TROTTER: I am most proud that the BD® LSR II was the first digital multi-laser high-parameter flow cytometer. It helped set the trend for assessing and understanding the immune system by way of high-content antibody panels. I am also proud of the fact the BD Influx™ and BD FACSAria™ cell sorters are used not only in basic research, but also in certain patient treatments, such as Treg therapy in transplantation.

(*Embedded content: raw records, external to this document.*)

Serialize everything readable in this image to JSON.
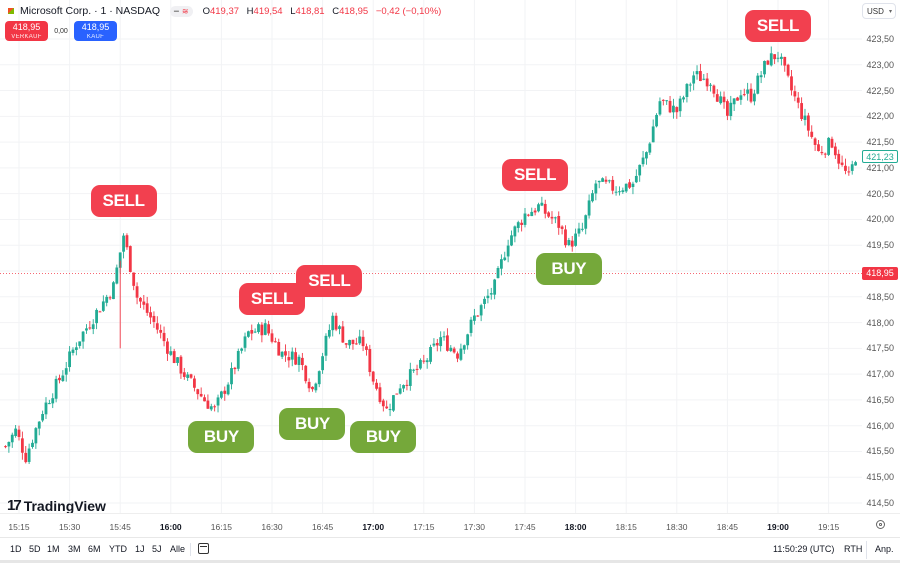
{
  "header": {
    "symbol": "Microsoft Corp. · 1 · NASDAQ",
    "pill_icons": [
      "minus-icon",
      "wave-icon"
    ],
    "ohlc": {
      "o_label": "O",
      "o": "419,37",
      "h_label": "H",
      "h": "419,54",
      "l_label": "L",
      "l": "418,81",
      "c_label": "C",
      "c": "418,95",
      "change": "−0,42 (−0,10%)"
    }
  },
  "trade": {
    "sell_price": "418,95",
    "sell_label": "VERKAUF",
    "spread": "0,00",
    "buy_price": "418,95",
    "buy_label": "KAUF"
  },
  "currency": "USD",
  "price_axis": {
    "labels": [
      "423,50",
      "423,00",
      "422,50",
      "422,00",
      "421,50",
      "421,00",
      "420,50",
      "420,00",
      "419,50",
      "418,50",
      "418,00",
      "417,50",
      "417,00",
      "416,50",
      "416,00",
      "415,50",
      "415,00",
      "414,50"
    ],
    "current_price_tag": "421,23",
    "crosshair_price_tag": "418,95"
  },
  "time_axis": {
    "labels": [
      {
        "t": "15:15",
        "bold": false
      },
      {
        "t": "15:30",
        "bold": false
      },
      {
        "t": "15:45",
        "bold": false
      },
      {
        "t": "16:00",
        "bold": true
      },
      {
        "t": "16:15",
        "bold": false
      },
      {
        "t": "16:30",
        "bold": false
      },
      {
        "t": "16:45",
        "bold": false
      },
      {
        "t": "17:00",
        "bold": true
      },
      {
        "t": "17:15",
        "bold": false
      },
      {
        "t": "17:30",
        "bold": false
      },
      {
        "t": "17:45",
        "bold": false
      },
      {
        "t": "18:00",
        "bold": true
      },
      {
        "t": "18:15",
        "bold": false
      },
      {
        "t": "18:30",
        "bold": false
      },
      {
        "t": "18:45",
        "bold": false
      },
      {
        "t": "19:00",
        "bold": true
      },
      {
        "t": "19:15",
        "bold": false
      }
    ]
  },
  "signals": [
    {
      "label": "SELL",
      "type": "sell",
      "time": "15:46",
      "price": 419.85
    },
    {
      "label": "BUY",
      "type": "buy",
      "time": "16:15",
      "price": 416.25
    },
    {
      "label": "SELL",
      "type": "sell",
      "time": "16:30",
      "price": 417.95
    },
    {
      "label": "BUY",
      "type": "buy",
      "time": "16:42",
      "price": 416.5
    },
    {
      "label": "SELL",
      "type": "sell",
      "time": "16:47",
      "price": 418.3
    },
    {
      "label": "BUY",
      "type": "buy",
      "time": "17:03",
      "price": 416.25
    },
    {
      "label": "SELL",
      "type": "sell",
      "time": "17:48",
      "price": 420.35
    },
    {
      "label": "BUY",
      "type": "buy",
      "time": "17:58",
      "price": 419.5
    },
    {
      "label": "SELL",
      "type": "sell",
      "time": "19:00",
      "price": 423.25
    }
  ],
  "logo": "TradingView",
  "bottom_bar": {
    "ranges": [
      "1D",
      "5D",
      "1M",
      "3M",
      "6M",
      "YTD",
      "1J",
      "5J",
      "Alle"
    ],
    "clock": "11:50:29 (UTC)",
    "session": "RTH",
    "adjust": "Anp."
  },
  "colors": {
    "up": "#22ab94",
    "down": "#f23645",
    "sell_signal": "#f2404f",
    "buy_signal": "#75a83a",
    "buy_button": "#2962ff",
    "sell_button": "#f23645"
  },
  "chart_data": {
    "type": "candlestick",
    "title": "Microsoft Corp. · 1 · NASDAQ",
    "interval": "1 minute",
    "xlabel": "",
    "ylabel": "USD",
    "ylim": [
      414.4,
      423.7
    ],
    "grid": true,
    "x_ticks": [
      "15:15",
      "15:30",
      "15:45",
      "16:00",
      "16:15",
      "16:30",
      "16:45",
      "17:00",
      "17:15",
      "17:30",
      "17:45",
      "18:00",
      "18:15",
      "18:30",
      "18:45",
      "19:00",
      "19:15"
    ],
    "close_path": [
      {
        "t": "15:11",
        "p": 415.6
      },
      {
        "t": "15:14",
        "p": 415.9
      },
      {
        "t": "15:17",
        "p": 415.4
      },
      {
        "t": "15:22",
        "p": 416.3
      },
      {
        "t": "15:27",
        "p": 416.9
      },
      {
        "t": "15:32",
        "p": 417.6
      },
      {
        "t": "15:37",
        "p": 418.1
      },
      {
        "t": "15:43",
        "p": 418.7
      },
      {
        "t": "15:46",
        "p": 419.7
      },
      {
        "t": "15:50",
        "p": 418.5
      },
      {
        "t": "15:55",
        "p": 418.0
      },
      {
        "t": "16:00",
        "p": 417.4
      },
      {
        "t": "16:05",
        "p": 416.9
      },
      {
        "t": "16:10",
        "p": 416.5
      },
      {
        "t": "16:13",
        "p": 416.3
      },
      {
        "t": "16:18",
        "p": 417.0
      },
      {
        "t": "16:23",
        "p": 417.8
      },
      {
        "t": "16:28",
        "p": 417.9
      },
      {
        "t": "16:33",
        "p": 417.4
      },
      {
        "t": "16:38",
        "p": 417.3
      },
      {
        "t": "16:42",
        "p": 416.7
      },
      {
        "t": "16:48",
        "p": 418.1
      },
      {
        "t": "16:52",
        "p": 417.6
      },
      {
        "t": "16:57",
        "p": 417.6
      },
      {
        "t": "17:00",
        "p": 416.9
      },
      {
        "t": "17:04",
        "p": 416.3
      },
      {
        "t": "17:08",
        "p": 416.8
      },
      {
        "t": "17:15",
        "p": 417.2
      },
      {
        "t": "17:20",
        "p": 417.7
      },
      {
        "t": "17:25",
        "p": 417.4
      },
      {
        "t": "17:30",
        "p": 418.1
      },
      {
        "t": "17:36",
        "p": 418.7
      },
      {
        "t": "17:40",
        "p": 419.6
      },
      {
        "t": "17:45",
        "p": 420.1
      },
      {
        "t": "17:49",
        "p": 420.25
      },
      {
        "t": "17:55",
        "p": 419.9
      },
      {
        "t": "17:58",
        "p": 419.5
      },
      {
        "t": "18:02",
        "p": 419.8
      },
      {
        "t": "18:06",
        "p": 420.7
      },
      {
        "t": "18:12",
        "p": 420.6
      },
      {
        "t": "18:17",
        "p": 420.7
      },
      {
        "t": "18:21",
        "p": 421.3
      },
      {
        "t": "18:25",
        "p": 422.3
      },
      {
        "t": "18:30",
        "p": 422.1
      },
      {
        "t": "18:35",
        "p": 422.8
      },
      {
        "t": "18:40",
        "p": 422.7
      },
      {
        "t": "18:45",
        "p": 422.0
      },
      {
        "t": "18:49",
        "p": 422.5
      },
      {
        "t": "18:52",
        "p": 422.4
      },
      {
        "t": "18:57",
        "p": 423.1
      },
      {
        "t": "19:00",
        "p": 423.2
      },
      {
        "t": "19:04",
        "p": 422.5
      },
      {
        "t": "19:08",
        "p": 421.9
      },
      {
        "t": "19:12",
        "p": 421.3
      },
      {
        "t": "19:16",
        "p": 421.5
      },
      {
        "t": "19:19",
        "p": 421.0
      },
      {
        "t": "19:21",
        "p": 420.8
      },
      {
        "t": "19:23",
        "p": 421.23
      }
    ],
    "last_price": 421.23,
    "reference_line": 418.95
  }
}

LOSADA: The innovation I am most proud of is the mechanical separator used in the BD Vacutainer® Barricor™ Plasma Tube recently released in Europe. It is a simple, elegant device for blood plasma separation that improves on the plasma sample quality currently being delivered to chemistry analyzers by conventional gel separators. I expect the device to enable broader use of plasma samples over serum and shorten the turnaround time to accurate results for better patient outcomes.

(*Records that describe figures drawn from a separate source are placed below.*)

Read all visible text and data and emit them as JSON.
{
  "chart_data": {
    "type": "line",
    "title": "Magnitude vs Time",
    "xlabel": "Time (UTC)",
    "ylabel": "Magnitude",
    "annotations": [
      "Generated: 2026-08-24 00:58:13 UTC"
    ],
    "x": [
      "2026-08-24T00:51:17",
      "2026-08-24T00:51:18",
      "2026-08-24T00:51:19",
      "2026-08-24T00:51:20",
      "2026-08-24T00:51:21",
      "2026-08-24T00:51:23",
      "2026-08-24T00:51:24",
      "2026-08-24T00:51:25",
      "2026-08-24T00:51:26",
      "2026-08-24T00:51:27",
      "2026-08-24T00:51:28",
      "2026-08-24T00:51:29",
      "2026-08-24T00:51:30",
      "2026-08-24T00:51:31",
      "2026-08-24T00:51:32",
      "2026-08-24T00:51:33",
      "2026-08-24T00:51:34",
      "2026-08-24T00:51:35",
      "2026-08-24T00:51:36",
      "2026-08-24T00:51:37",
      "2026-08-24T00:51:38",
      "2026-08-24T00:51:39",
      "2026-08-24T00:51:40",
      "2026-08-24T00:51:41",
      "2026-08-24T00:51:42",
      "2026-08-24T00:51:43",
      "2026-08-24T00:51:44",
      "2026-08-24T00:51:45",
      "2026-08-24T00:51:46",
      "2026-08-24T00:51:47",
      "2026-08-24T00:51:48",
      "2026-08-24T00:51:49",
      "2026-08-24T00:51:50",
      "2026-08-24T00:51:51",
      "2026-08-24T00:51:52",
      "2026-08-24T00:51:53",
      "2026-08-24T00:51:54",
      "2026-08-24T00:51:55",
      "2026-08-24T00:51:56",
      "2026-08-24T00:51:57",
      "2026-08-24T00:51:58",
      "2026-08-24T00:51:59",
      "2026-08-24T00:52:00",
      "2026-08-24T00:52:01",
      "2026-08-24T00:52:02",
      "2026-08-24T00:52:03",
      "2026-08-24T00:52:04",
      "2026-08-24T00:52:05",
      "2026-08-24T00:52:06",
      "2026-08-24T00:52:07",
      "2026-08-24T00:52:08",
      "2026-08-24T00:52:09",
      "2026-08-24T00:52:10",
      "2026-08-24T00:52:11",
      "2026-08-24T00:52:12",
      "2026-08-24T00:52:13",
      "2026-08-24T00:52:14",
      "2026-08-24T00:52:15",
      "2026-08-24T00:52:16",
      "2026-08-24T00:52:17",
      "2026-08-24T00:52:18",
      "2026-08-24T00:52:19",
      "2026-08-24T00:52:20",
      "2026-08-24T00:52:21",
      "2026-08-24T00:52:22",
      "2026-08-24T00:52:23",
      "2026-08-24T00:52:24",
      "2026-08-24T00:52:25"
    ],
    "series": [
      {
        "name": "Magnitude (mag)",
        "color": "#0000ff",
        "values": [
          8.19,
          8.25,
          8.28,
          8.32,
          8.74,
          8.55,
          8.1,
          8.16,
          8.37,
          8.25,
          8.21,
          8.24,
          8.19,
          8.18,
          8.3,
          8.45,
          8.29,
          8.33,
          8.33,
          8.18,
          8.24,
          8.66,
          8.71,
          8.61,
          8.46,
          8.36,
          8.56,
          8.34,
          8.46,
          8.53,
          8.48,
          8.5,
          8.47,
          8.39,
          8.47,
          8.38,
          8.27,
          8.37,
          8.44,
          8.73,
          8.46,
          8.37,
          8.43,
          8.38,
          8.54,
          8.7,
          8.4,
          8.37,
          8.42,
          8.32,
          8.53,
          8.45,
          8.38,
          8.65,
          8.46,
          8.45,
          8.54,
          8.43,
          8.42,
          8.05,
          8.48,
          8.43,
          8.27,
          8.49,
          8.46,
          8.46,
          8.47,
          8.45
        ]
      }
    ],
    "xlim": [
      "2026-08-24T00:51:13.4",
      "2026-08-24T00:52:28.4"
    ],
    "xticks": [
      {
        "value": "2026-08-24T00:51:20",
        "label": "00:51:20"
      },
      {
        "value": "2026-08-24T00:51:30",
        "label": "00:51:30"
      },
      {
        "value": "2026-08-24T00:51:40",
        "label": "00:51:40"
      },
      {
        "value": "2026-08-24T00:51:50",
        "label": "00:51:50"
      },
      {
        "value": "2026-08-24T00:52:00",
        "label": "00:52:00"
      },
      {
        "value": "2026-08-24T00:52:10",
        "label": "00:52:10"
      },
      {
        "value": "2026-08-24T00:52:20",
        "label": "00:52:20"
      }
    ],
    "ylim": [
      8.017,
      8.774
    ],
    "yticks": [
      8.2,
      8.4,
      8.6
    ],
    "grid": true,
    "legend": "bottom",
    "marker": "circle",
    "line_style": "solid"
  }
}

What advice would you give about overcoming periods where innovation was a challenge?
RODRIGUEZ: One success is worth the many trials without good results. Keep pushing your scientific curiosity and challenging yourself. Find inspiration through literature searches, consulting with colleagues and studying new theories and technologies.
TROTTER: Sometimes you’re asked to develop a solution in a particular way; however, that approach may not actually be the best way to solve the problem. It’s important to occasionally back up to fully understand the root problem and the real need, because you might come up with a better solution in the end.

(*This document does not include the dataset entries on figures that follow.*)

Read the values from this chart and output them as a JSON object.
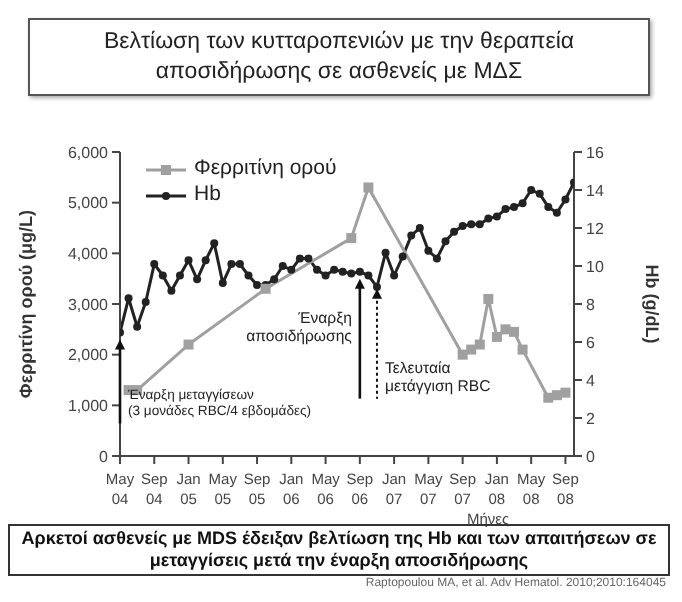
{
  "chart_data": {
    "type": "line",
    "title": "Βελτίωση των κυτταροπενιών με την θεραπεία αποσιδήρωσης σε ασθενείς με ΜΔΣ",
    "xlabel": "Μήνες",
    "ylabel": "Φερριτίνη ορού (μg/L)",
    "y2label": "Hb (g/dL)",
    "xlim": [
      "2004-05",
      "2008-10"
    ],
    "xticks": [
      {
        "value": "2004-05",
        "label": "May 04"
      },
      {
        "value": "2004-09",
        "label": "Sep 04"
      },
      {
        "value": "2005-01",
        "label": "Jan 05"
      },
      {
        "value": "2005-05",
        "label": "May 05"
      },
      {
        "value": "2005-09",
        "label": "Sep 05"
      },
      {
        "value": "2006-01",
        "label": "Jan 06"
      },
      {
        "value": "2006-05",
        "label": "May 06"
      },
      {
        "value": "2006-09",
        "label": "Sep 06"
      },
      {
        "value": "2007-01",
        "label": "Jan 07"
      },
      {
        "value": "2007-05",
        "label": "May 07"
      },
      {
        "value": "2007-09",
        "label": "Sep 07"
      },
      {
        "value": "2008-01",
        "label": "Jan 08"
      },
      {
        "value": "2008-05",
        "label": "May 08"
      },
      {
        "value": "2008-09",
        "label": "Sep 08"
      }
    ],
    "ylim": [
      0,
      6000
    ],
    "yticks": [
      0,
      {
        "value": 1000,
        "label": "1,000"
      },
      {
        "value": 2000,
        "label": "2,000"
      },
      {
        "value": 3000,
        "label": "3,000"
      },
      {
        "value": 4000,
        "label": "4,000"
      },
      {
        "value": 5000,
        "label": "5,000"
      },
      {
        "value": 6000,
        "label": "6,000"
      }
    ],
    "y2lim": [
      0,
      16
    ],
    "y2ticks": [
      0,
      2,
      4,
      6,
      8,
      10,
      12,
      14,
      16
    ],
    "legend": "top left",
    "grid": false,
    "series": [
      {
        "name": "Φερριτίνη ορού",
        "color": "#a0a0a0",
        "marker": "square",
        "x": [
          "2004-06",
          "2004-07",
          "2005-01",
          "2005-10",
          "2006-08",
          "2006-10",
          "2007-09",
          "2007-10",
          "2007-11",
          "2007-12",
          "2008-01",
          "2008-02",
          "2008-03",
          "2008-04",
          "2008-07",
          "2008-08",
          "2008-09"
        ],
        "values": [
          1300,
          1300,
          2200,
          3300,
          4300,
          5300,
          2000,
          2100,
          2200,
          3100,
          2350,
          2500,
          2450,
          2100,
          1150,
          1200,
          1250
        ]
      },
      {
        "name": "Hb",
        "color": "#222222",
        "marker": "circle",
        "axis": "y2",
        "x": [
          "2004-05",
          "2004-06",
          "2004-07",
          "2004-08",
          "2004-09",
          "2004-10",
          "2004-11",
          "2004-12",
          "2005-01",
          "2005-02",
          "2005-03",
          "2005-04",
          "2005-05",
          "2005-06",
          "2005-07",
          "2005-08",
          "2005-09",
          "2005-10",
          "2005-11",
          "2005-12",
          "2006-01",
          "2006-02",
          "2006-03",
          "2006-04",
          "2006-05",
          "2006-06",
          "2006-07",
          "2006-08",
          "2006-09",
          "2006-10",
          "2006-11",
          "2006-12",
          "2007-01",
          "2007-02",
          "2007-03",
          "2007-04",
          "2007-05",
          "2007-06",
          "2007-07",
          "2007-08",
          "2007-09",
          "2007-10",
          "2007-11",
          "2007-12",
          "2008-01",
          "2008-02",
          "2008-03",
          "2008-04",
          "2008-05",
          "2008-06",
          "2008-07",
          "2008-08",
          "2008-09",
          "2008-10"
        ],
        "values": [
          6.5,
          8.3,
          6.8,
          8.1,
          10.1,
          9.5,
          8.7,
          9.5,
          10.3,
          9.3,
          10.3,
          11.2,
          9.1,
          10.1,
          10.1,
          9.5,
          9.0,
          9.0,
          9.3,
          10.0,
          9.8,
          10.4,
          10.4,
          9.8,
          9.5,
          9.8,
          9.7,
          9.6,
          9.7,
          9.5,
          8.9,
          10.7,
          9.5,
          10.5,
          11.6,
          12.0,
          10.8,
          10.4,
          11.3,
          11.8,
          12.1,
          12.2,
          12.2,
          12.5,
          12.6,
          13.0,
          13.1,
          13.3,
          14.0,
          13.8,
          13.1,
          12.8,
          13.5,
          14.4
        ]
      }
    ],
    "annotations": [
      {
        "text": "Έναρξη μεταγγίσεων\n(3 μονάδες RBC/4 εβδομάδες)",
        "x": "2004-05",
        "y": 2300
      },
      {
        "text": "Έναρξη\nαποσιδήρωσης",
        "x": "2006-09",
        "y": 3500
      },
      {
        "text": "Τελευταία\nμετάγγιση RBC",
        "x": "2006-11",
        "y": 3300
      },
      "Αρκετοί ασθενείς με MDS έδειξαν βελτίωση της Hb και των απαιτήσεων σε μεταγγίσεις μετά την έναρξη αποσιδήρωσης",
      "Raptopoulou MA, et al. Adv Hematol. 2010;2010:164045"
    ]
  }
}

FELIX: Clarity and prioritization of needs is essential to simplifying and advancing the innovation process. Engaging with select end users, such as clinicians, can help you understand individual needs around which to develop targeted solutions. By using this bottom-up method, higher priority user needs become the “must haves” around which you should focus the bulk of your effort. Additionally, engaging your internal team and external consultants around specific problems can be an extremely fruitful approach for “unsticking” innovation and finding multiple unique, creative solutions.
What made BD the kind of company where you’d want to dedicate your life’s work?
LOSADA: I am going on 39 years with BD and have never had a dull moment doing R&D work here. Every day has been exciting and interesting, with different things to do, different places to go and different people to work with. The people and culture at BD are great—everyone cares about working together doing the right thing.
FELIX: I have a total of 41 years of continuous service with BD. While I’ve had multiple offers for other employment opportunities, I’ve stayed with BD, because of the quality of the people, the technical challenge and satisfaction of the work, and the opportunity to continuously develop and innovate by exploring and pursuing product development opportunities in unique medical spaces.
What advice would you give to someone seeking a career in R&D?
RODRIGUEZ: Keep scientific curiosity as your main path, but combine it with accountability and timelines. It is a fascinating and challenging combination not available in academia.
TROTTER: Develop your relevant skill sets, find ways to excel at problem solving, and a good career path will manifest itself.
LOSADA: In R&D, nothing is easy and everything else is difficult. If it was easy, they wouldn’t need R&D. So, find a great place to work, innovate and solve problems that matter; and do it with talented people who care.